CHAPITRE PREMIER : DISPOSITIONS GÉNÉRALES

ARTICLE PREMIER

Sont désignées dans le présent décret par le mot détenu, les personnes faisant l’objet d’une mesure privative de liberté, à l’exclusion de celles gardées à vue en application des articles 63, 76 et 154 du Code de Procédure pénale ou de l’article 9 de la loi n° 63-1 du 11 janvier 1963.

Les détenus comprennent :

1°) les condamnés ;

2°) les prévenus ;

3°) les contraignables par corps.

ARTICLE 2

Sont désignées dans le présent décret par le mot condamné, les personnes ayant fait l’objet d’une décision définitive. Toutefois, le délai d’appel du Procureur général n’est pas pris en considération à cet égard.

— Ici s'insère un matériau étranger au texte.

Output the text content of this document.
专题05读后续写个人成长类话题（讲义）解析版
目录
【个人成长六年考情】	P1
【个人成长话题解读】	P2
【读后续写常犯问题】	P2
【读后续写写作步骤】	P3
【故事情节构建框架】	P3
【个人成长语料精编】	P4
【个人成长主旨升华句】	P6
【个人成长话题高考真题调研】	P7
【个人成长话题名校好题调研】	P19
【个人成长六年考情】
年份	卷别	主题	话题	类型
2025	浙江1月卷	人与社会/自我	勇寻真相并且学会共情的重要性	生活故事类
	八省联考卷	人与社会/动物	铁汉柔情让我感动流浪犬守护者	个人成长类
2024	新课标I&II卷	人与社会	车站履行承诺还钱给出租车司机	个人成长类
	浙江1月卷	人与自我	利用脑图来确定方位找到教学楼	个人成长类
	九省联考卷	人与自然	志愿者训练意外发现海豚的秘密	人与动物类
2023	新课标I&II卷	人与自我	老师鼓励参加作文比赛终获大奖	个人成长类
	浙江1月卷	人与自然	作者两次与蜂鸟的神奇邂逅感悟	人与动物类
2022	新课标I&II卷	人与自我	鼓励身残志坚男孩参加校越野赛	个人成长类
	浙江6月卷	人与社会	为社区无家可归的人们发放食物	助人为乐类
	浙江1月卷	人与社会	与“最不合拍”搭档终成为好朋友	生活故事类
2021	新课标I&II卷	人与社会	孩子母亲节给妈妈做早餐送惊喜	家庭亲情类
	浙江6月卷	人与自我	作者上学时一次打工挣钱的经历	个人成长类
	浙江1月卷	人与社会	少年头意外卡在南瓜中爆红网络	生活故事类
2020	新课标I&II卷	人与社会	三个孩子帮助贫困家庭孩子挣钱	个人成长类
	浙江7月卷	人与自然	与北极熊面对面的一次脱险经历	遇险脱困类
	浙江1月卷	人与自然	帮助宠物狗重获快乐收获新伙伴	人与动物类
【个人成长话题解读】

Sont désignés par le mot prévenus, tous les détenus n’ayant pas fait l’objet d’une condamnation définitive, aussi bien les inculpés, les prévenus et les accusés que les condamnés ayant formé appel, opposition ou pourvoi.

Les détenus qui sont prévenus pour une cause et condamnés pour une autre, doivent être soumis au même régime et aux mêmes règles disciplinaires que les condamnés, sauf à bénéficier des avantages et facilités accordés aux prévenus pour les besoins de leur défense.

 

 

ARTICLE 3

Les établissements pénitentiaires comprennent les maisons d’arrêt, les maisons de correction et les camps pénaux.

Un arrêté du garde des Sceaux, ministre de la Justice, fixe la liste des établissements et les classe dans une de ces catégories.

Chaque établissement est dirigé par un régisseur placé sous l’autorité et le contrôle du Procureur de la République ou du juge de section de la juridiction à laquelle il est rattaché.

 

 

ARTICLE 4

Les maisons d’arrêt sont destinées à recevoir les prévenus, les maisons de correction et les camps pénaux, les condamnés. Au siège des juridictions, un même établissement peut servir à la fois de maison d’arrêt et de maison de correction.

 

 

ARTICLE 5

Nul ne peut être incarcéré dans un établissement pénitentiaire s’il n’a fait l’objet :

  • d’un mandat de dépôt, d’arrêt ou d’amener ;
  • d’un réquisitoire d’incarcération délivré après jugement de condamnation à l’emprisonnement ;
  • d’un réquisitoire d’incarcération délivré en vue de l’exercice de la contrainte par corps ;
  • d’une ordonnance de prise de corps ;
  • d’un ordre d’arrestation provisoire délivré contre un individu recherché par des autorités judiciaires étrangères ;
  • d’un ordre d’incarcération délivré contre un prévenu ayant formé un pourvoi en cassation et désirant se mettre en état en application de l’article 577 du Code de Procédure pénale.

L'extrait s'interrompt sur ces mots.